There's more than one reason for having glucose in your urine. Yes, it can be in your urine sometimes, and not in others if you have diabetes. I don't know if you're seeing a doctor and having the urine tests or doing them at home, but glucose in urine without high glucose levels would not be diabetes but something else. It is possible that you ate a large amount of carbs before the test, but doubtful. A normal functioning body would not allow glucose levels to rise to the point that the kidneys would need to flush excess glucose levels. Finding glucose in the urine requires further testing. You should be tested for high glucose levels and/or ketone levels WHEN your urine glucose level is elevated. That will rule out out diabetes. I don't know whether you're male or female, but it's common for pregnant women to have glucose in their urine without diabetes (high blood glucose levels). Hang in there, you'll get it sorted out when you have those tests done. Don't worry...you'll be fine.
All I can tell you is my experience.
When I was about 17 or 18, I was 5'8" but only weighed 118 pounds. For a guy, that was pretty thin, and my doctor told me to gain weight. By the time I was 21, I had not gained any weight, but did notice from time to time, I would break out in a cold sweat, and get all "shakey feeling" like my whole body was vibrating. I was also exceptionally hungry. Other times I had a bad headache, blurry vision, and was generally groggy and almost like I had been drinking.
If I made the mistake of eating something high in sugar, I felt great for an hour or two, but then I would deteriorate through the above feelings, to the point where I was dizzy, confused, and extremely pale-looking. I never did pass out, but came mighty close. I called this "crashing".

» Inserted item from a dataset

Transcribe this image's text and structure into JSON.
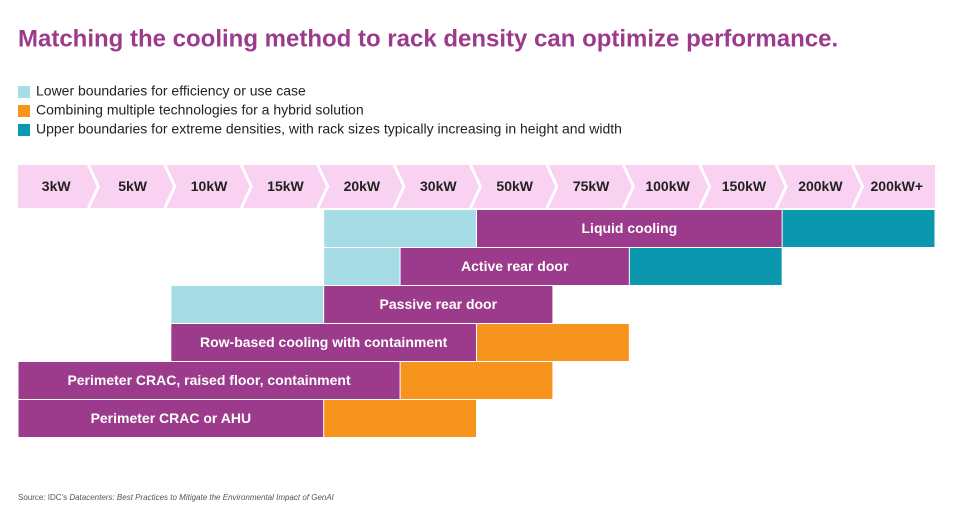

Friends of mine eventually convinced me this was not right, and I saw a doctor. To my surprise, I found that I would "switch off" periods of time where I had low blood sugar (crashes), and high blood sugar (headache and blurry vision). When I was young, these switches could happen as frequently as every six months or so.

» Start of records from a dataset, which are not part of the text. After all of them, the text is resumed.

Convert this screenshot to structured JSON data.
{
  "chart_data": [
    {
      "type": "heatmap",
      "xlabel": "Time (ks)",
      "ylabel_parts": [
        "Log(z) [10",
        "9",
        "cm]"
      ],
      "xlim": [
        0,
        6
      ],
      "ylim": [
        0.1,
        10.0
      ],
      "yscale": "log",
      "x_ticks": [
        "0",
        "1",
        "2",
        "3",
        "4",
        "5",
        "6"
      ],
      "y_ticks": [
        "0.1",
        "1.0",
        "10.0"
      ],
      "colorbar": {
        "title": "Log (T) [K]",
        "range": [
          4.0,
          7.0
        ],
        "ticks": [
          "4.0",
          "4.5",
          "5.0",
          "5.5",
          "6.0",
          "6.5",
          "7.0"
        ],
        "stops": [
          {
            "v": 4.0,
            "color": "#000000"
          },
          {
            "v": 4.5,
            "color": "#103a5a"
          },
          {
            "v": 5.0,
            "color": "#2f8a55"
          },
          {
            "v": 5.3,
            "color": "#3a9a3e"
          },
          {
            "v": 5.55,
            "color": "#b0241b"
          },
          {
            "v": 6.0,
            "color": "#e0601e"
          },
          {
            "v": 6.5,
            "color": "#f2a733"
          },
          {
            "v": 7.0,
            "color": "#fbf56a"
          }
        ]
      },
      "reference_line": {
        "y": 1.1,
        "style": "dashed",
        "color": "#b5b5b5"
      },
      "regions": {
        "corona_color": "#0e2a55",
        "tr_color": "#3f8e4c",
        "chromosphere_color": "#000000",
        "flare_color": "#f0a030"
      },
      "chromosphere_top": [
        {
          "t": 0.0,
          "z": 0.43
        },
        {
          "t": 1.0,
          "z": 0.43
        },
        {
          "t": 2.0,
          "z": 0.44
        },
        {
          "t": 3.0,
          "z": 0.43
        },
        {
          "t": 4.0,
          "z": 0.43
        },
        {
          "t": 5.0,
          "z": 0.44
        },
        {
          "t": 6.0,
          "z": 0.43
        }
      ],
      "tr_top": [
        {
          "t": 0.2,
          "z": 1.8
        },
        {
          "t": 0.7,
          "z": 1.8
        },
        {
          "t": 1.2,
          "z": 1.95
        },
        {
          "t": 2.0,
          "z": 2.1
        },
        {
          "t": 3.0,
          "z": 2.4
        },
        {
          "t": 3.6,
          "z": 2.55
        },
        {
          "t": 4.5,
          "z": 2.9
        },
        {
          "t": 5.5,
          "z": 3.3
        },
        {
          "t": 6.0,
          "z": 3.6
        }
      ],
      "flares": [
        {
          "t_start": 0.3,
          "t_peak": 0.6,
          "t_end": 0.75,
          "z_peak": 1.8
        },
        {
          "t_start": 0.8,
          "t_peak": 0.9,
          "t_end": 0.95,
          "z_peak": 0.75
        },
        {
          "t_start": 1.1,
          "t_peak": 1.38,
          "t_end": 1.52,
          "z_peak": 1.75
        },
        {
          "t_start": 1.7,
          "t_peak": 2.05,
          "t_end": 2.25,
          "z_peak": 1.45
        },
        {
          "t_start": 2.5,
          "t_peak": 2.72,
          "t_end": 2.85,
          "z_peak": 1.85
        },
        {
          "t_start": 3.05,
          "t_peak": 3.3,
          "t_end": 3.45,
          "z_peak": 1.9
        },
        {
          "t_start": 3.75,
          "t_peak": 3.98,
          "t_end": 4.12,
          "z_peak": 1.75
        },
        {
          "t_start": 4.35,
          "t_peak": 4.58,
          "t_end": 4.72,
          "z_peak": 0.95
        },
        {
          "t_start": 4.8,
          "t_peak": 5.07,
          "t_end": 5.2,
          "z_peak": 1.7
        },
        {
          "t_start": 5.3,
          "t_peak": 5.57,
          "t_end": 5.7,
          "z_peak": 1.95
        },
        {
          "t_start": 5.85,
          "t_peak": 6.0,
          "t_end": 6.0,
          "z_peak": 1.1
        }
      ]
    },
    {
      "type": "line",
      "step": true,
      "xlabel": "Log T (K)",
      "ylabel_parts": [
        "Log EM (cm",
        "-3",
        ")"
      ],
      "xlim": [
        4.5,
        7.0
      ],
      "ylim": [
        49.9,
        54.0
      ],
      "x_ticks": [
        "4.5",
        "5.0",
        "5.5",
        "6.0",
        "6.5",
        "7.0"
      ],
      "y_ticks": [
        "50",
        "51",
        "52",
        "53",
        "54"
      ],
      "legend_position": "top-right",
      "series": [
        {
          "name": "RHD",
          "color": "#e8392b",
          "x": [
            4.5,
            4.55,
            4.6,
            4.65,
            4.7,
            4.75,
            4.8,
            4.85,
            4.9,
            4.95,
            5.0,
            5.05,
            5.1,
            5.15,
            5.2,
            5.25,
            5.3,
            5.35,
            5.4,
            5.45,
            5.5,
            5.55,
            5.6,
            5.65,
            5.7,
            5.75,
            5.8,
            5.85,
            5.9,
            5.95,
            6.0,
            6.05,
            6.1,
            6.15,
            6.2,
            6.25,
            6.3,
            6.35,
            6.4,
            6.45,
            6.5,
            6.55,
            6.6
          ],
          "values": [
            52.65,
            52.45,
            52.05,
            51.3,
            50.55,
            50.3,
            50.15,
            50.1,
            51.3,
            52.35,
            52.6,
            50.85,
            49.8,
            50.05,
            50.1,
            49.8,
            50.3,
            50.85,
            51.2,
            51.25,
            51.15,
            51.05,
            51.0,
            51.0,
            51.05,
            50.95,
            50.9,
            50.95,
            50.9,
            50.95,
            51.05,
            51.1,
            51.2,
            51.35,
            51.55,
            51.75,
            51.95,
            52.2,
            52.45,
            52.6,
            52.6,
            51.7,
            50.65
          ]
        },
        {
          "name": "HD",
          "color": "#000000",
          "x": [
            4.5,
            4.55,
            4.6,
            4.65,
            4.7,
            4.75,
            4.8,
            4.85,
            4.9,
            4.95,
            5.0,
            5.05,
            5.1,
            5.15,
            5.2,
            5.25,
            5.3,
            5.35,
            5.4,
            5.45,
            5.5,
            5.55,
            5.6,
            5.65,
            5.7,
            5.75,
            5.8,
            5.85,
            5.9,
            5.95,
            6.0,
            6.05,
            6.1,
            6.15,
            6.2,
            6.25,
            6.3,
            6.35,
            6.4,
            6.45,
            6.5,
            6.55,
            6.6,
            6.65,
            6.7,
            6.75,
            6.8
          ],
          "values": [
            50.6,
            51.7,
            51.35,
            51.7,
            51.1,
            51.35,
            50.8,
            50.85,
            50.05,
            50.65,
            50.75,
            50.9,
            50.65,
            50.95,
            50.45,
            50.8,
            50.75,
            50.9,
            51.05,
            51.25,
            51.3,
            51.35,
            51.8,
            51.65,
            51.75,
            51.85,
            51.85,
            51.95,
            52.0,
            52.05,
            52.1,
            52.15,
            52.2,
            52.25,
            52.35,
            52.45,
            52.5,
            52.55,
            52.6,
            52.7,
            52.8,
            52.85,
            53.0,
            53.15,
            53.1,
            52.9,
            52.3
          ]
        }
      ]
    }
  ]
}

My tests showed that just prior to a crash, I had an exceptional amount of sugar in my urine. This would continue until my blood sugar level reached about 35, which is very bad. One of the glucose tolerance tests I took had to be stopped, and I was given a shot of something to bring my level back up to a reasonable level. I was kept in the hospital over night, too.

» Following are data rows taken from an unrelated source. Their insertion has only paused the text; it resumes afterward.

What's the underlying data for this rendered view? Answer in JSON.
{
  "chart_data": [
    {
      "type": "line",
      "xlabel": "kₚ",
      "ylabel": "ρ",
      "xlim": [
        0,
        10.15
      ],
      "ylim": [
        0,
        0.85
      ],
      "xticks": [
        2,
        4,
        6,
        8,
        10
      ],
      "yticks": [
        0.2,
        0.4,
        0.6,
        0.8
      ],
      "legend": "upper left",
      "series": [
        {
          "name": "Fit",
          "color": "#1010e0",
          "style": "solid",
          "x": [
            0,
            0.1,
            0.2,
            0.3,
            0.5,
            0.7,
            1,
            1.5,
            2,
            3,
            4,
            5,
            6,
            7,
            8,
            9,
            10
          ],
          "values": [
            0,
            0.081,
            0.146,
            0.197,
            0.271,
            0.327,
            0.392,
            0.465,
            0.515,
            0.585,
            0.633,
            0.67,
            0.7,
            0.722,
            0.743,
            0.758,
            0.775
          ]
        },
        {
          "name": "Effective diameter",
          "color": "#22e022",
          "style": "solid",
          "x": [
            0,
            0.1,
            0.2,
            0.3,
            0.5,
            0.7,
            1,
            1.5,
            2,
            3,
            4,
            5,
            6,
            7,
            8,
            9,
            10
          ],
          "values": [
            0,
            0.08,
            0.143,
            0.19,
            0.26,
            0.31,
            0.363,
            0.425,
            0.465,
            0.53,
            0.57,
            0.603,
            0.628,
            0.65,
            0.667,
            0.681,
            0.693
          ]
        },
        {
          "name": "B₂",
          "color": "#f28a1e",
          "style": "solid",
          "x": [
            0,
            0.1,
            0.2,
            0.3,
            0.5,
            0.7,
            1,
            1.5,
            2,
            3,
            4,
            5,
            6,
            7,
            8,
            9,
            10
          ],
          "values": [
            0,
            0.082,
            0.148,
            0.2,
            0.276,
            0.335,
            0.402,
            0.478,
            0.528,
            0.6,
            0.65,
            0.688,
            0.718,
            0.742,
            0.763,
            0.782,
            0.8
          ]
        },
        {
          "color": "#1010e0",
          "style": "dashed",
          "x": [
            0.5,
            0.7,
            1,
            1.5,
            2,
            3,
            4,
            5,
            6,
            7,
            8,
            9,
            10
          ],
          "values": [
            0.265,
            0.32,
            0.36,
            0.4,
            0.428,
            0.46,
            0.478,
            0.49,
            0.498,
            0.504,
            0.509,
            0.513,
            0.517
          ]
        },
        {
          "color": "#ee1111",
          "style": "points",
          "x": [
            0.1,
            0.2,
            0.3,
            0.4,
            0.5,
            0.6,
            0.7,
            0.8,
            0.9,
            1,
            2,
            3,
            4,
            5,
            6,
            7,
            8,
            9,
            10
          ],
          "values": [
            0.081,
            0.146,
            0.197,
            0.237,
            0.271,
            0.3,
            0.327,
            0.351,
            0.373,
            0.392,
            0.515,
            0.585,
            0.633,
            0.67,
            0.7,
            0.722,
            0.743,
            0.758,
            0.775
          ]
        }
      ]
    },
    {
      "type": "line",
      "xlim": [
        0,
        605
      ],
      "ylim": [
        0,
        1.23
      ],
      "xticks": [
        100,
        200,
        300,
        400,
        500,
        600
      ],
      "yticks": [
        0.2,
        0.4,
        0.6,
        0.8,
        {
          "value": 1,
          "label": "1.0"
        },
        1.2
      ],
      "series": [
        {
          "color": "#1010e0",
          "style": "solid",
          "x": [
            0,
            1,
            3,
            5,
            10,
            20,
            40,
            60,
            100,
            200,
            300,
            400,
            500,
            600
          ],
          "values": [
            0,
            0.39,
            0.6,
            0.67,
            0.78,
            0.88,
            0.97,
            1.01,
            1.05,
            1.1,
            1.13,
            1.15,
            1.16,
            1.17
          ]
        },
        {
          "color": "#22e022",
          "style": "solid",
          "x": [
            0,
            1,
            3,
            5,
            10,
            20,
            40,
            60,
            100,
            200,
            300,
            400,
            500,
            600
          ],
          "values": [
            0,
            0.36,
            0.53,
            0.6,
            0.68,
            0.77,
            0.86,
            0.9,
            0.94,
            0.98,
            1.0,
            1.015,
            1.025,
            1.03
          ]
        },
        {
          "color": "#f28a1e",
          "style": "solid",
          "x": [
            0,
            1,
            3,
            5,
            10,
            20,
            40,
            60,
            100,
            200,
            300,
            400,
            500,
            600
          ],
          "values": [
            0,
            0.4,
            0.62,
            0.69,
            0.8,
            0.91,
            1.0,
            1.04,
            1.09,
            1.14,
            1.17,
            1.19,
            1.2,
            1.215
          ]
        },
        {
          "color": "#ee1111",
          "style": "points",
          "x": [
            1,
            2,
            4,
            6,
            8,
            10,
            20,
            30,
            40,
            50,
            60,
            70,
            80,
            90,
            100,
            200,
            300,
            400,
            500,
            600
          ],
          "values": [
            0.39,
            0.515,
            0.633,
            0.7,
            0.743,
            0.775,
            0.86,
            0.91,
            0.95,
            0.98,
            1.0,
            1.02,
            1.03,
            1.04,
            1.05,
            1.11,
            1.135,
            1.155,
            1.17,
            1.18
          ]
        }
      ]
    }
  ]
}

At that time, I went on a sugar-free diet and attempted to control the highs and lows this way, without medicine. Pills and shots were not a good idea since my symptoms would swing back and forth so rapidly.
With the diet and careful monitoring, I went along fine until just a few years ago. I am now 50 years old, and am now "officially" a diabetic. My first symptom of that was an unusually fast weight gain. I gained more than 100 pounds in a little over a year. I am now on several medications, and am working on losing these extra pounds. I have lost almost 60 of the little buggers so far.
As my weight goes down, I am finding that my sugar levels are easier to control, and I "spill" sugar in my urine less.
If you have diabetes in your biological family, you may be developing some early symptoms like I did. It is probably best to see a doctor, and to see about monitoring your blood sugar levels. If you can keep your blood sugar relatively even, you will find less urine sugar, and reduce your chances of kidney damage as you age.